From the letters that he wrote to Alberto, we know that he not only let his son do as he pleased, but that he recognized his great talent and abilities, which he himself did not possess. Doubtless, he did not understand everything that his son did, and he didn't want to understand, either. Still, he followed his development with great curiosity. In Alberto he saw his own dream realized, as it were: I wanted to conquer Paris, I didn't succeed, but he will. On the whole, the father didn't hesitate to support the son - something the son also acknowledged. Very probably, he was aware that he would surpass his father. In the entire surviving history of the family's art, there was only one conflict: when Alberto began drawing his figures increasingly smaller and thinner, and his father said, draw things the way you see them, and the answer he received was, I am drawing things the way I see them.

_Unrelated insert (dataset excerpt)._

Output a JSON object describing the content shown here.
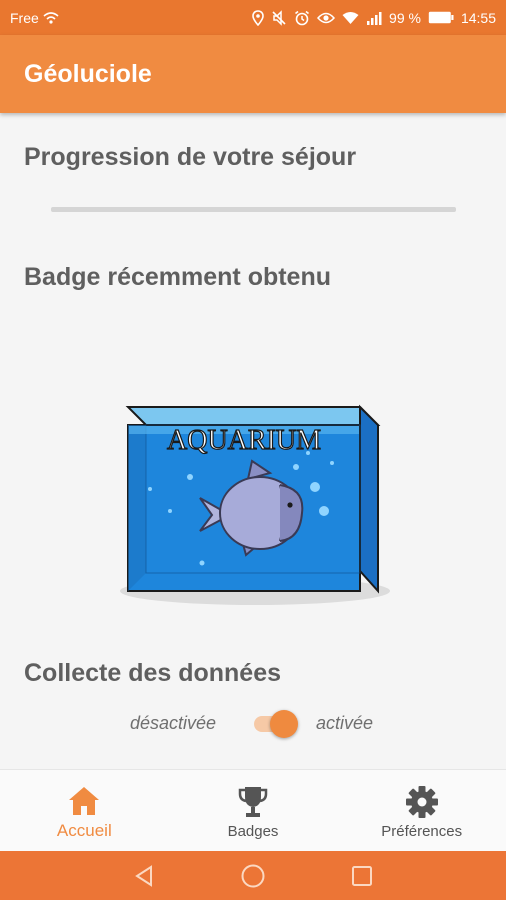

The father died in 1933, but how would he have reacted to his son's Surrealist world, if he had lived to see it?
He did see the beginnings of it. But he didn't comment on it after Alberto confessed that he could no longer depict reality the way it had always been depicted; he had to move toward the reality of his emotional world. For the father, this was probably hard to imagine. And I also think that his father's decline in creativity had to do with the fact that he came up against boundaries he could not overcome. In Paris Alberto took him to the cinema. Later, he wrote that he now wanted to paint cinematographic landscapes. Whatever he meant by that. One can see that the modern experience - which was not possible in Bergell, and which his son was first able to show him in Paris - also created problems that were very difficult to solve.
Did the father collect his son's work?
Almost all of the early works in the Giacometti Foundation in Zurich come from the parents' collection, but they were there simply because many of Alberto's early works were left at his parents' house in Stampa. It's hard to say if the father actually collected them. However, the reverse is true: Alberto collected his father's works - specifically, Giovanni Giacometti's non-Segantini-type works. This is an interesting aspect that only becomes clear through a comparison. There are, indeed, still some questions that were not answered by the big Giacometti exhibitions of recent years. It's not just about showing the work again. I think our exhibition will also give the reception of Giacometti a strong impetus.
Can you reveal a little about the structure of the exhibition?
The concept for our exhibition met with a great deal of encouragement, and we were loaned all of the important works necessary. After an introduction featuring selected works by Giovanni, Alberto's work will take over. Next to and around his work there are smaller rooms - with Diego's furniture sculptures, for instance. This time, the whole thing will be far more open, and the visitor can experience the Foundation's home in a completely new way. That is our goal.